The red and white box, with silhouette of a castle round the four sides, has a tiny bead and wire red swan on a little mirror hidden in the bottom of the box. The starting points evolve and develop as the work progresses. Most of the rest of the group ended up using colour in their pieces, but it was good to go back to basics and look at line / shape / form and texture, and work in sketchbooks
The flowers and angels were new bodies of work for our exhibition at The Old Rectory in Epworth, but looked different in a different setting and differently staged. My tulip on the left had lost its shape and form a little at Epworth, the humidity had made it wilt. It may need a couple of tiny stitches to anchor it, but so far it seems OK where I have hung it at home. The black cloth makes the other flowers sing, but drains the pale green of my canvas and makes it appear white, at least in the photograph.
I love the bright colours and abstraction of Mary’s angel, a complete contrast to my cream angel with very fine gold thread and simplistic stitching. Her wonderful flower, behind on the right, is so free, and the use of colour is stunning; if I were to try something like that it would look overdone and a mess, because not knowing when to stop would be my downfall.

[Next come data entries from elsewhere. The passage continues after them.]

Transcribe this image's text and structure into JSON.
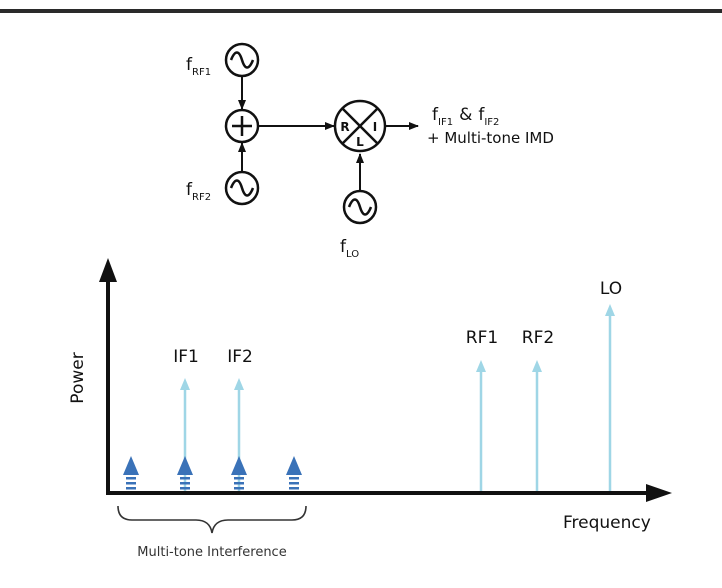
{
  "colors": {
    "ink": "#111111",
    "light_arrow": "#9fd6e6",
    "dark_arrow": "#3a72b8"
  },
  "circuit": {
    "rf1_label": {
      "base": "f",
      "sub": "RF1"
    },
    "rf2_label": {
      "base": "f",
      "sub": "RF2"
    },
    "lo_label": {
      "base": "f",
      "sub": "LO"
    },
    "output_line1": {
      "f1": "f",
      "sub1": "IF1",
      "amp": "&",
      "f2": "f",
      "sub2": "IF2"
    },
    "output_line2": "+ Multi-tone IMD",
    "mixer_ports": {
      "r": "R",
      "i": "I",
      "l": "L"
    },
    "icons": [
      "rf1-source-icon",
      "rf2-source-icon",
      "lo-source-icon",
      "summer-icon",
      "mixer-icon"
    ]
  },
  "spectrum": {
    "y_axis_label": "Power",
    "x_axis_label": "Frequency",
    "tones": [
      {
        "label": "IF1",
        "kind": "light",
        "level": 0.54
      },
      {
        "label": "IF2",
        "kind": "light",
        "level": 0.54
      },
      {
        "label": "RF1",
        "kind": "light",
        "level": 0.6
      },
      {
        "label": "RF2",
        "kind": "light",
        "level": 0.6
      },
      {
        "label": "LO",
        "kind": "light",
        "level": 0.87
      }
    ],
    "interference_markers": 4,
    "brace_label": "Multi-tone Interference"
  }
}
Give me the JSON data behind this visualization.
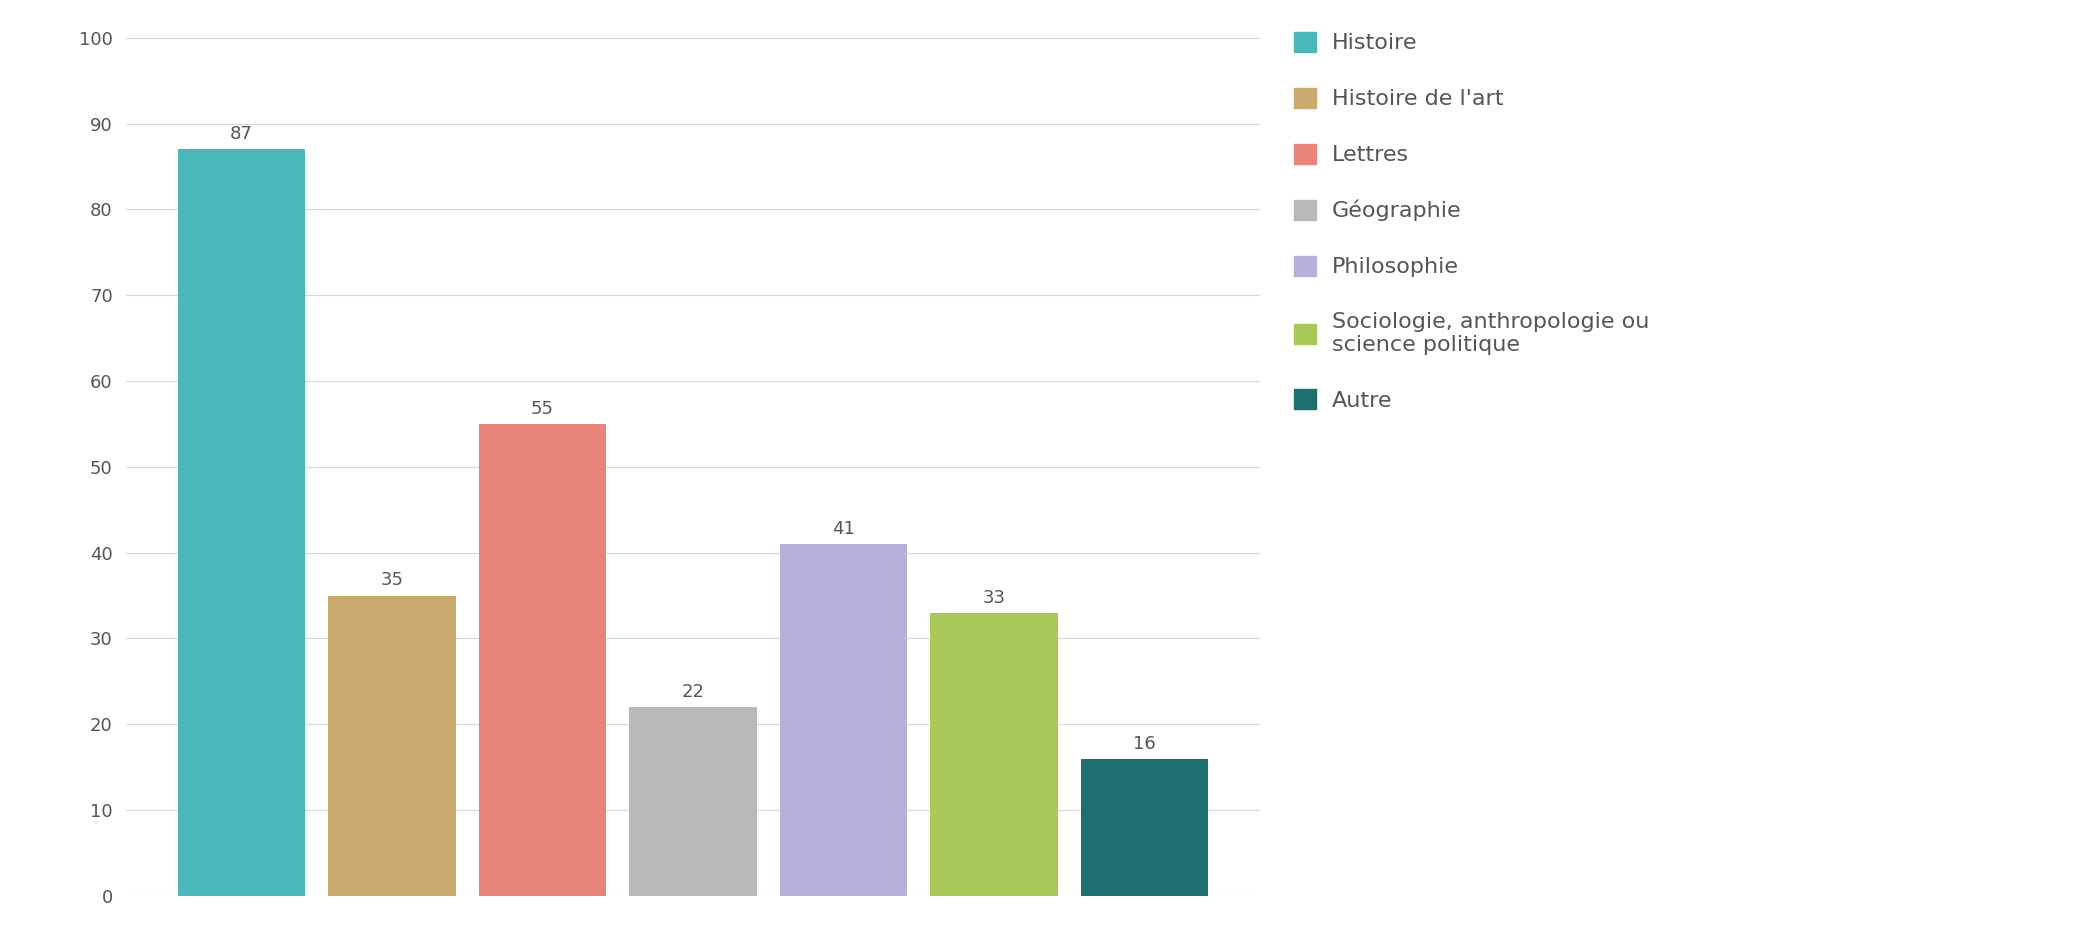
{
  "categories": [
    "Histoire",
    "Histoire de l'art",
    "Lettres",
    "Géographie",
    "Philosophie",
    "Sociologie, anthropologie ou\nscience politique",
    "Autre"
  ],
  "values": [
    87,
    35,
    55,
    22,
    41,
    33,
    16
  ],
  "bar_colors": [
    "#4ab8b8",
    "#c9a96e",
    "#e8837a",
    "#b8b8b8",
    "#b8b0d8",
    "#a8c85a",
    "#1e7070"
  ],
  "legend_labels": [
    "Histoire",
    "Histoire de l'art",
    "Lettres",
    "Géographie",
    "Philosophie",
    "Sociologie, anthropologie ou\nscience politique",
    "Autre"
  ],
  "ylim": [
    0,
    100
  ],
  "yticks": [
    0,
    10,
    20,
    30,
    40,
    50,
    60,
    70,
    80,
    90,
    100
  ],
  "value_label_fontsize": 13,
  "axis_label_fontsize": 13,
  "legend_fontsize": 16,
  "background_color": "#ffffff",
  "grid_color": "#d8d8d8"
}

The lockdown challenges are a riot of colour when all displayed together, just what we needed to keep our spirits up, a surprise through the post each month, giving an ideal opportuntity to experiment and play with some new and different techniques.
The red dado rail behind my “I am little” work was a happy accident, but unfortunately I took the photo before the radiator had been covered with another black cloth. This was part of the “Revisted” project, and most of the others developed earlier work from old sketchbooks and bodies of work from before I joined the group. I took the title of “Portrait” that had been used some time ago. It started at just the right time when we were emptying my dad’s house, and came across my infant school books and old black and white photos of when I was four and five. The title comes from a page in my first school book, with the tiny drawing reproduced on the left and on my name plate.
There was a sales table (fabric, inspiration packs, our postcards) and a tombola, both of which all but sold out. The money from these was split equally between Grasby Church and Breast Cancer.
Tea and coffee, and homemade cakes and biscuits (donations to Grasby Church) with well spaced tables, the weather was bright and sunny, so it was easy to have the doors open for good ventilation. It all felt safe and welcoming, with a steady stream of visitors, but never so many together that it felt crowded.
It seemed that most of the visitors on Saturday and Sunday morning were fellow stitchers, and mainly locals on both afternoons. No rhyme or reason for this, but it was a very friendly atmosphere and lots of the visitors knew one or more of us. It was good to see people that we’d not had any contact with since March 2020 at least, so lots of chatting and catching up, and compliments about the work.